Auvergne : Joseph Canteloube sur les traces des paysans auvergnats
Joseph Canteloube naît en 1879 à Annonay en Ardèche et meurt en 1957 à Grigny en Essonne. S’il n’est pas tout à fait auvergnat, son père l’est et l’emmène marcher de nombreuses fois dans cette région. A Paris où il étudie la composition, il n’apprécie pas l’ambiance concurrentielle qui y règne et décide alors de recueillir les chants populaires d’Auvergne. Cette démarche, appelée ethnologie musicale, n’est pas nouvelle en Europe. Ainsi Béla Bartok et Zoltan Kodaly ont largement contribué à collecter les chants folkloriques hongrois. Cette quête est cependant fastidieuse. Le compositeur français arpente l’Auvergne afin de surprendre quelques paysans en train de chanter. Un soir, il entend des bergers se répondre à tour de rôle du haut de leur sommet, malgré la distance, leurs voix portent. Cet air donne naissance au Baïlèro, l’extrait le plus connu des Chants d’Auvergne. Par ailleurs, le compositeur lance un appel dans L’Auvergnat de Paris afin de recueillir les paroles, même incomplètes, de chants traditionnels. Engagé dans ce mouvement de sauvegarde des mélodies populaires, Joseph Canteloube travaille à Vichy auprès du gouvernement du maréchal Pétain, ce qui entache sa réputation. S’il compose ses Chants d’Auvergne entre 1923 et 1930, ils ne sont entièrement publiés que dans les années 50. Ils se divisent en cinq recueils d’œuvres récoltées puis réarrangées par le compositeur.
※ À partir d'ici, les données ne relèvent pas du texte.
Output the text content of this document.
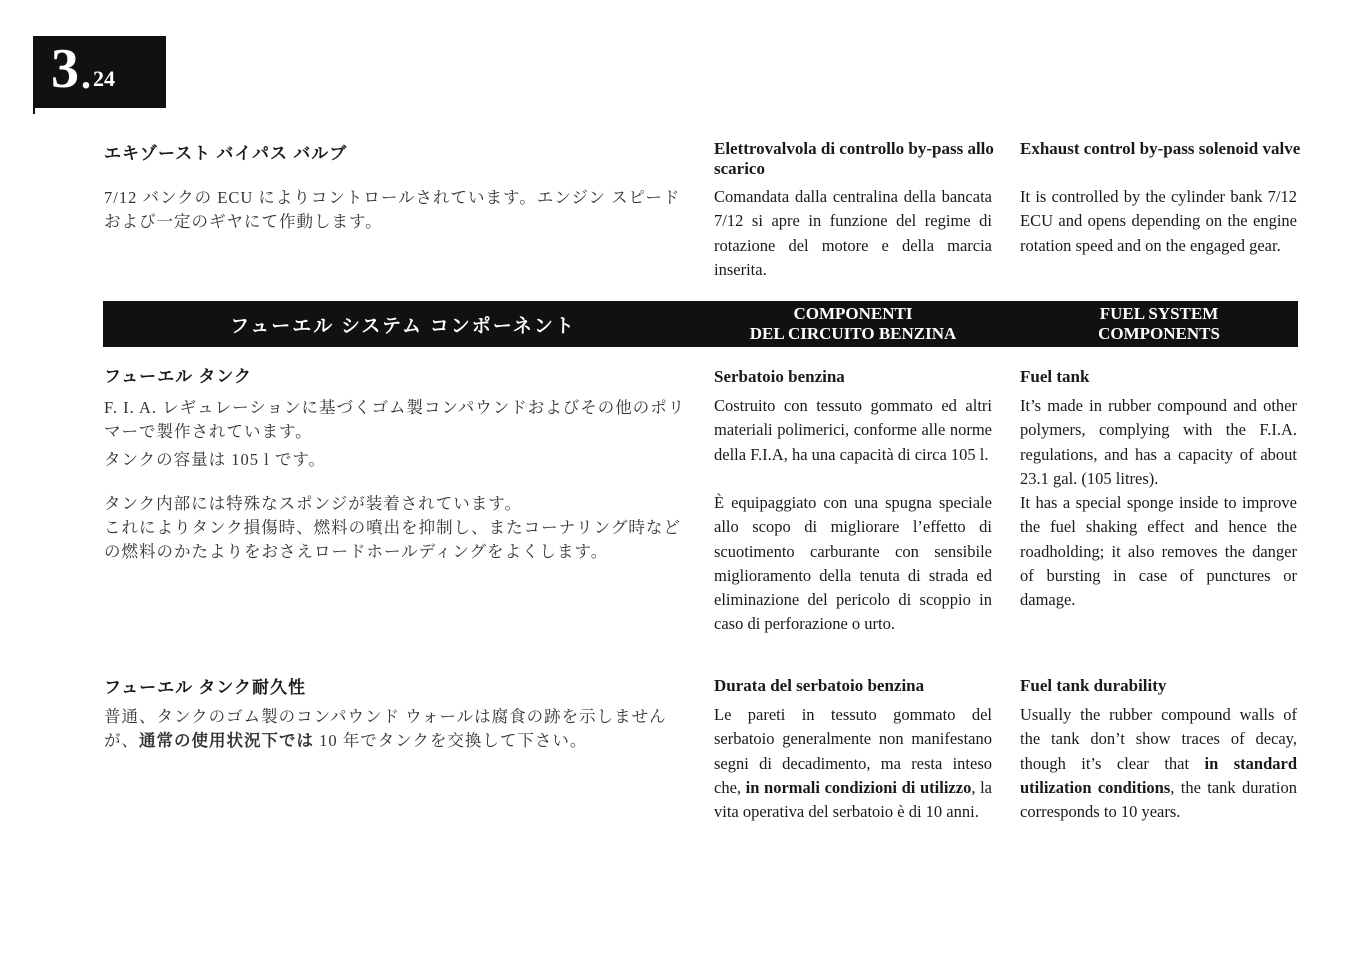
3 . 24

エキゾースト バイパス バルブ

7/12 バンクの ECU によりコントロールされています。エンジン スピードおよび一定のギヤにて作動します。

Elettrovalvola di controllo by-pass allo scarico

Comandata dalla centralina della bancata 7/12 si apre in funzione del regime di rotazione del motore e della marcia inserita.

Exhaust control by-pass solenoid valve

It is controlled by the cylinder bank 7/12 ECU and opens depending on the engine rotation speed and on the engaged gear.

フューエル システム コンポーネント
COMPONENTI
DEL CIRCUITO BENZINA
FUEL SYSTEM
COMPONENTS

フューエル タンク

F. I. A. レギュレーションに基づくゴム製コンパウンドおよびその他のポリマーで製作されています。

タンクの容量は 105 l です。

タンク内部には特殊なスポンジが装着されています。

これによりタンク損傷時、燃料の噴出を抑制し、またコーナリング時などの燃料のかたよりをおさえロードホールディングをよくします。

Serbatoio benzina

Costruito con tessuto gommato ed altri materiali polimerici, conforme alle norme della F.I.A, ha una capacità di circa 105 l.

È equipaggiato con una spugna speciale allo scopo di migliorare l’effetto di scuotimento carburante con sensibile miglioramento della tenuta di strada ed eliminazione del pericolo di scoppio in caso di perforazione o urto.

Fuel tank

It’s made in rubber compound and other polymers, complying with the F.I.A. regulations, and has a capacity of about 23.1 gal. (105 litres).

It has a special sponge inside to improve the fuel shaking effect and hence the roadholding; it also removes the danger of bursting in case of punctures or damage.

フューエル タンク耐久性

普通、タンクのゴム製のコンパウンド ウォールは腐食の跡を示しませんが、通常の使用状況下では 10 年でタンクを交換して下さい。

Durata del serbatoio benzina

Le pareti in tessuto gommato del serbatoio generalmente non manifestano segni di decadimento, ma resta inteso che, in normali condizioni di utilizzo, la vita operativa del serbatoio è di 10 anni.

Fuel tank durability

Usually the rubber compound walls of the tank don’t show traces of decay, though it’s clear that in standard utilization conditions, the tank duration corresponds to 10 years.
Chacune de ses compositions est empreinte de poésie et de simplicité, qui permettent de se retrouver l’espace d’un instant dans l’Auvergne paysanne d’autrefois.

Charles Gounod : Maître de chapelle des Missions étrangères à Paris
Comment parler des compositeurs français sans parler de Paris ? La plupart d’entre eux ont étudié ou habité à Paris, ils sont cependant moins nombreux à être nés dans la capitale. Le 17 juin 1818 Charles Gounod voit le jour place Saint-André-des-Arts dans le 6ème arrondissement de Paris. Sa mère l’initie très tôt au piano, puis il se perfectionne au Conservatoire de Paris avec de grands professeurs comme Antoine Reicha, Fromental Halévy ou encore Jean-François Lesueur. Au cours de sa carrière, le musicien déménage dans différents quartiers de la ville lumière, ne sachant trancher entre rive gauche et rive droite.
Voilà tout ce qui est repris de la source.